Перед Москвой началось столпотворение. Люди с озабоченными лицами выставляли в проход чемоданы, сумки, баулы, коробки. Более сметливые сразу тащили их в тамбур. Проводники, с трудом перешагивая через завалы ручной клади, успокаивали пассажиров, как несмышленых детей. – Всех высадим, назад не повезем. – Те, понимающе кивали, но упорно тащили вещи к выходу, не уступая друг другу.
Когда замелькали пригороды столицы, а по трансляции запели о Родине и Москве, суета и волнение усилились. Для Василия возвращение из рейса – обычная работа, но, слушая слова знакомой песни, сердце и у него начинало биться сильнее.
В ресторане собралась вся бригада. Антонида Захаровна поманила Клокова на кухню. – Извини, Вася, сам видишь, ничего хорошего из продуктов не осталось, – сунула ему в руку деньги. – Не обижайся. Уж сколько могу, сама с дыркой возвращаюсь.
В коридоре его остановил Чернушка. – Ты вроде о расчете намекал? – Ночной заранее приготовил долг, отобрал купюры покрупнее и поновее, положил в целлофановый пакет. Директор быстро пересчитал деньги и спрятал в боковой карман пиджака. – Сейчас понесу, – вздохнул он. – Они же, акулы, чуть все деньги не оприходовали. А я, дубина стоеросовая, не успел кассу подбить, навар снять. Так они все в приход и внесли. А там лишку, – он прикрыл ладонью глаза. – Я этому народному контролеру говорю, мол, половина ваша, а он, – я ведь не один, бухгалтер уже кассу посчитала. Пришлось накинуть. Вот и прибыл на голой заднице. Ну, за ошибки надо платить. А ты думал, они орденов бабы Гани испугались? Как же! Это я так, для народа. Слава Богу, откупились. Ничего, думаю, выговором отделаюсь, а Юльку с Николаем премии лишат. – Он подмигнул Василию.
Столица встретила дождиком. Мелким, холодным, надоедливым. Директор болтал без умолку, заглядывал в окно, выкрикивая подмосковные станции, названия улиц, районов.
– Захаровна, сон в руку, – радостно воскликнул Чернушка.

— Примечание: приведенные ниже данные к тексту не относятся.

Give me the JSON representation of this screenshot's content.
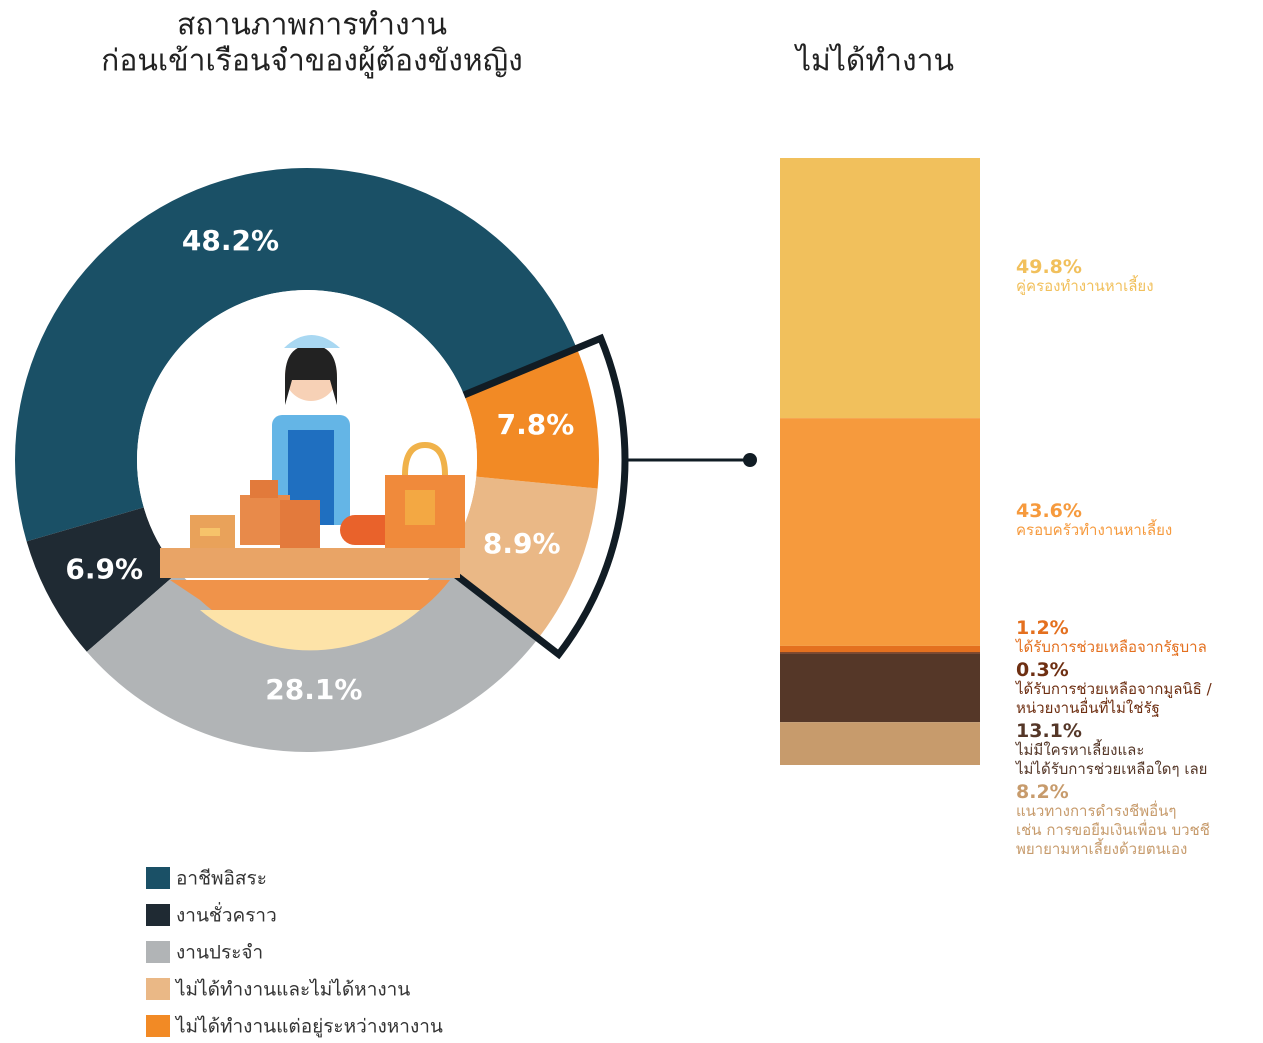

Но Антонида Захаровна грустно посмотрела в его сторону и неожиданно перебила. – Лучше бы мои сны никогда не сбывались. – Мне ведь еще и директор конторы Анатолий Борисович приснился.
– Ну, и к чему это?
– Да ни к чему хорошему большие люди не снятся. – В ресторане повисла тревожная тишина.
Послышался дробный стук колес и скрип оснастки вагона на стрелках и поворотах. Экспресс «Россия» плавно входил в ангар столичного вокзала. И, утомленно громыхнув десятками железных буферов, остановился.
По перрону сновали встречающие и носильщики.
– Захаровна, – крикнул директор, – я в контору, а вы смену сдайте, – он рванулся в тамбур, крича на бегу, – Васыль, двери открой.
Но в этот момент с другой стороны вагона раздался голос. – Здравствуйте, товарищи, с прибытием! – В дверях стоял директор хозрасчетной конторы по обслуживанию вагонов-ресторанов Анатолий Борисович Малюгин. Он держал большой черный зонтик, с которого струйками стекала вода, оставляя на чистом линолеуме блестящие капли. Вместе с ним вошел начальник отдела кадров Константин Всеволодович Заботин по прозвищу «маргушка». Он страдал нервным тиком и, разговаривая с человеком, многозначительно подмигивал ему, а тот терялся в догадках, на что кадровик намекает?
Все, как по команде, сели.
– А где же директор? – Малюгин осмотрелся. Прощупал каждого пристальным взглядом, будто не знал Чернушку в лицо.
– Я здесь, – вынырнул Велосипед и, как провинившийся ученик, встал посреди ресторана.
Малюгин, неторопясь, набросил рукоять зонта на руку и протянул ему два пальца. Чернушка живо ухватил их обеими руками и горячо, с восторгом затряс, но Малюгин отдернул их.
Заботин, напротив, пожал руку Чернушке, подмигнул и с рукопожатием обошел каждого.
На этом демократическая часть закончилась. Малюгин сел, а маргушка встал у него за спиной.
– Ну, что ж, товарищи, – начал Анатолий Борисович, – дожили, докатились. Не сегодня-завтра конторе должны были вручить переходящее знамя треста. А теперь по вашей милости, – Малюгин вскинул голову с красивой волнистой шевелюрой, слегка закатил глаза. Константин Всеволодович подморгнул и сжал губы.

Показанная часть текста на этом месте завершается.